A new generation of living Xenobot robots has been created by scientists in the USA. These are tiny life forms that self-assemble a body of simple frog cells, do not need muscles to move, and have memory capacity. These “collectives” of cells have the ability to work together in swarms and in the future will undertake various tasks such as, e.g., the cleaning of microplastics or other pollutants and rubbish from land and sea.
Last year, a team of biologists and computer experts from Tufts and Vermont universities created the first Xenobot 1.0, tiny biological machines made from frog cells that were able to move, push a load, and exhibit group behavior in flocks with other similar robots. This year, the new Xenobots 2.0 are improved, as they move faster, are able to navigate in different environments, and can repair themselves if they show any damage.

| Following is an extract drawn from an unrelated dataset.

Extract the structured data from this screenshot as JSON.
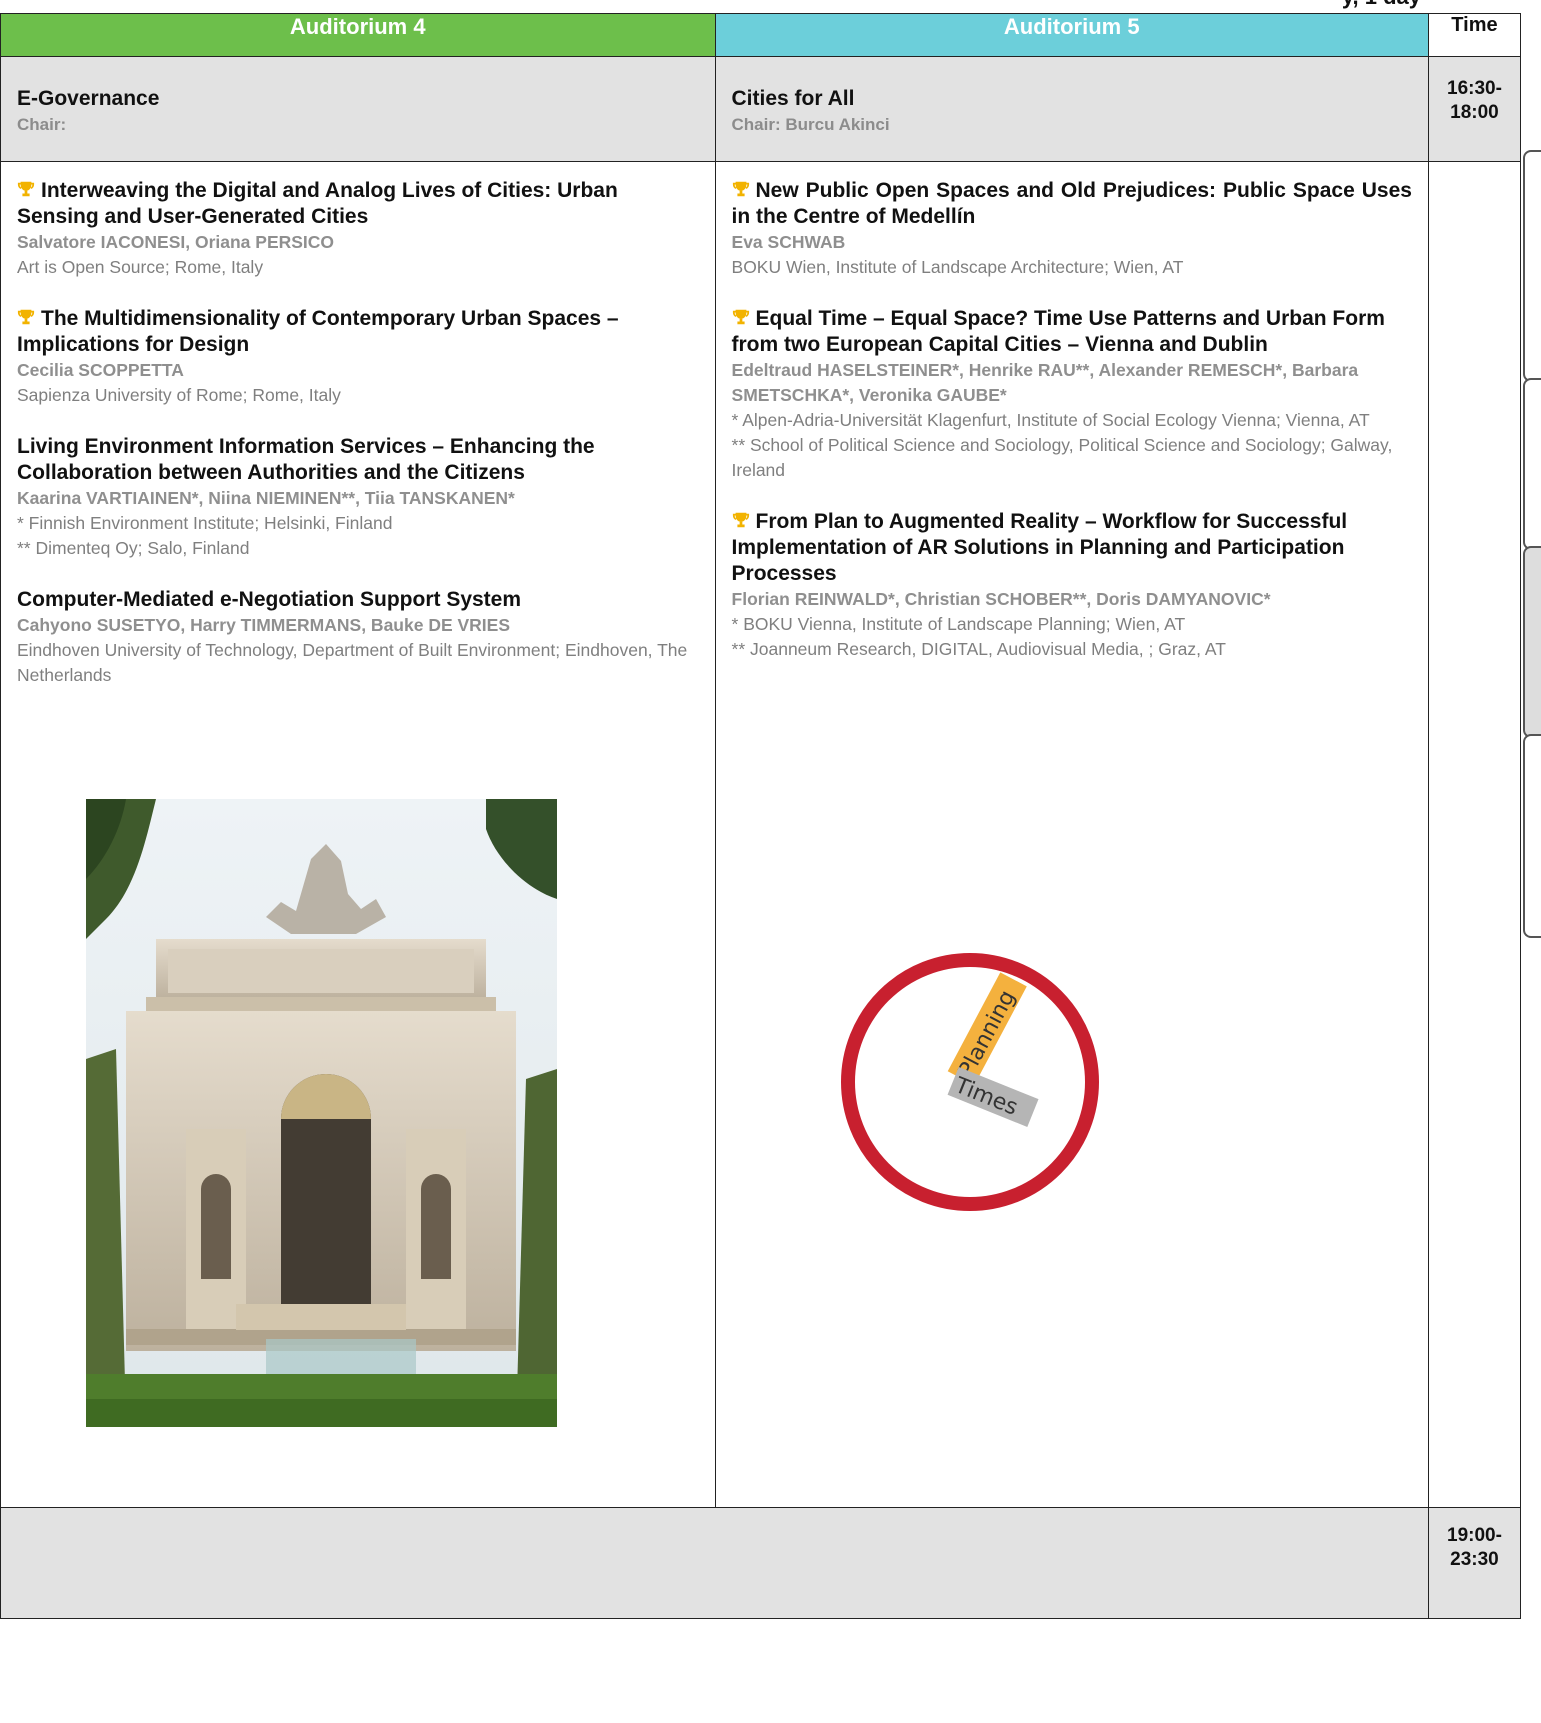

Researchers, led by Tufts Professor of Biology Michael Levin, who published the report in the journal “Science Robotics”, believe that this technology has a tremendous future, and that is why the two collaborating American universities have just created the new Institute for Computationally Designed Organisms (ICDO) to create even more sophisticated live robots.
Xenobots get their name from the frog species Xenopus laevis, from whose embryos the researchers derived their cells. The new generation 2.0 robots live three to seven days longer than the previous generation 1.0, which lasted up to seven days. Their shape is spherical, and their size reaches half a millimeter at present, while their body is completely biodegradable when they “die”.
Previous attempts to create live robots have focused on wireless control of animals (e.g., cockroaches), but this concept raises bioethical issues. Xenobots differ because they are self-generating forms only coming from cells, have no neurons, and cannot be considered animals.
But what exactly are they? Living organisms or robots? There is no clear answer to this. Rather, something in between.